The paper deal will allow GWB, headed by Eighties whizzkid Tony Gartland, to pick up Select's pounds 5m cash pile, while providing an exit for some of the shell's shareholders. GWB will also get a secondary benefit from Select's pounds 86m in capital losses, which it will be able to offset against its own capital gains.
Plans call for pounds 600,000 of new stock to be issued to cover the costs of the transaction. However, the new issue is thought to be twice over- subscribed, and additional shares could be issued to satisfy institutional demand.
After a one-for-20 share consolidation the new stock will be valued at pounds 1, up slightly from 4.5p when Select's shares were suspended but double the 2.5p level they were at a few weeks ago.
Halifax-based GWB is a unique company, crossing a venture capital firm with a traditional industrial conglomerate.
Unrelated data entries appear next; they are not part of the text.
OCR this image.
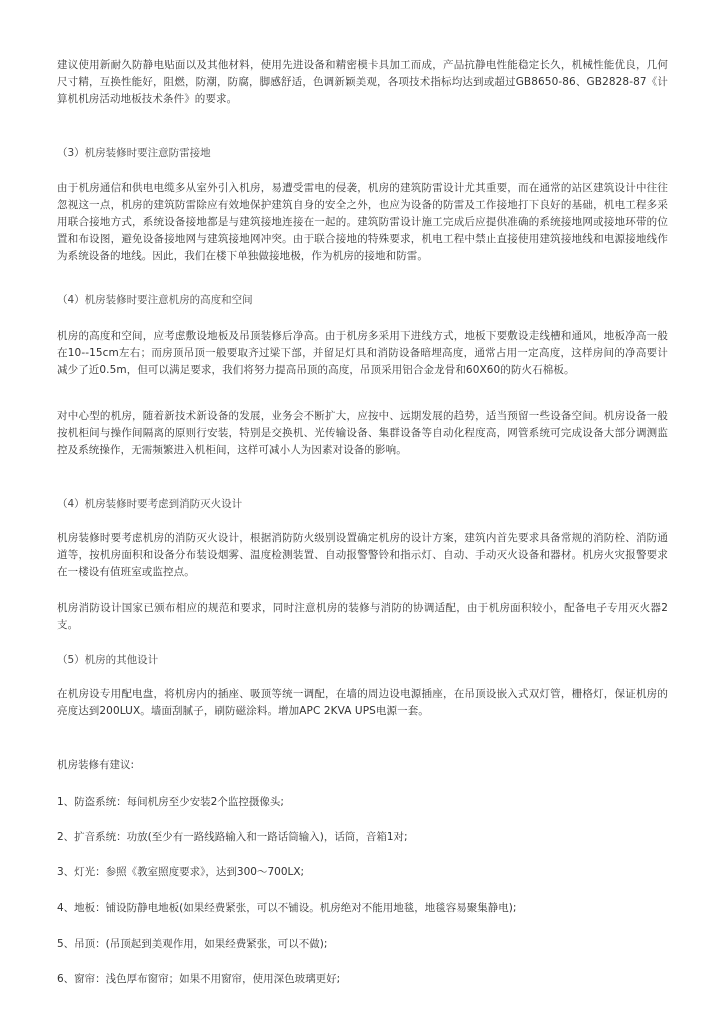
建议使用新耐久防静电贴面以及其他材料，使用先进设备和精密模卡具加工而成，产品抗静电性能稳定长久，机械性能优良，几何尺寸精，互换性能好，阻燃，防潮，防腐，脚感舒适，色调新颖美观，各项技术指标均达到或超过GB8650-86、GB2828-87《计算机机房活动地板技术条件》的要求。

（3）机房装修时要注意防雷接地

由于机房通信和供电电缆多从室外引入机房，易遭受雷电的侵袭，机房的建筑防雷设计尤其重要，而在通常的站区建筑设计中往往忽视这一点，机房的建筑防雷除应有效地保护建筑自身的安全之外，也应为设备的防雷及工作接地打下良好的基础，机电工程多采用联合接地方式，系统设备接地都是与建筑接地连接在一起的。建筑防雷设计施工完成后应提供准确的系统接地网或接地环带的位置和布设图，避免设备接地网与建筑接地网冲突。由于联合接地的特殊要求，机电工程中禁止直接使用建筑接地线和电源接地线作为系统设备的地线。因此，我们在楼下单独做接地极，作为机房的接地和防雷。

（4）机房装修时要注意机房的高度和空间

机房的高度和空间，应考虑敷设地板及吊顶装修后净高。由于机房多采用下进线方式，地板下要敷设走线槽和通风，地板净高一般在10--15cm左右；而房顶吊顶一般要取齐过梁下部，并留足灯具和消防设备暗埋高度，通常占用一定高度，这样房间的净高要计减少了近0.5m，但可以满足要求，我们将努力提高吊顶的高度，吊顶采用铝合金龙骨和60X60的防火石棉板。

对中心型的机房，随着新技术新设备的发展，业务会不断扩大，应按中、远期发展的趋势，适当预留一些设备空间。机房设备一般按机柜间与操作间隔离的原则行安装，特别是交换机、光传输设备、集群设备等自动化程度高，网管系统可完成设备大部分调测监控及系统操作，无需频繁进入机柜间，这样可减小人为因素对设备的影响。

（4）机房装修时要考虑到消防灭火设计

机房装修时要考虑机房的消防灭火设计，根据消防防火级别设置确定机房的设计方案，建筑内首先要求具备常规的消防栓、消防通道等，按机房面积和设备分布装设烟雾、温度检测装置、自动报警警铃和指示灯、自动、手动灭火设备和器材。机房火灾报警要求在一楼设有值班室或监控点。

机房消防设计国家已颁布相应的规范和要求，同时注意机房的装修与消防的协调适配，由于机房面积较小，配备电子专用灭火器2支。

（5）机房的其他设计

在机房设专用配电盘，将机房内的插座、吸顶等统一调配，在墙的周边设电源插座，在吊顶设嵌入式双灯管，栅格灯，保证机房的亮度达到200LUX。墙面刮腻子，刷防磁涂料。增加APC 2KVA UPS电源一套。

机房装修有建议:

1、防盗系统：每间机房至少安装2个监控摄像头;

2、扩音系统：功放(至少有一路线路输入和一路话筒输入)，话筒，音箱1对;

3、灯光：参照《教室照度要求》，达到300～700LX;

4、地板：铺设防静电地板(如果经费紧张，可以不铺设。机房绝对不能用地毯，地毯容易聚集静电);

5、吊顶：(吊顶起到美观作用，如果经费紧张，可以不做);

6、窗帘：浅色厚布窗帘；如果不用窗帘，使用深色玻璃更好;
It was formed by the executive team that took a small electrical firm, FKI, and built it into a pounds 600m conglomerate during the 1980s. The 1987 stock market crash marked the end of the good times for the acquisition-driven group, and in 1991 Mr Gartland stepped down as chairman. Meanwhile he, with FKI colleagues Jeff Whalley and James Barker, had set up GWB to buy up small companies.
They buy or create small companies, merge similar ones, float them when they are worth pounds 10m to pounds 15m and use the new capital to continue an aggressive growth strategy until they are 10 times that size.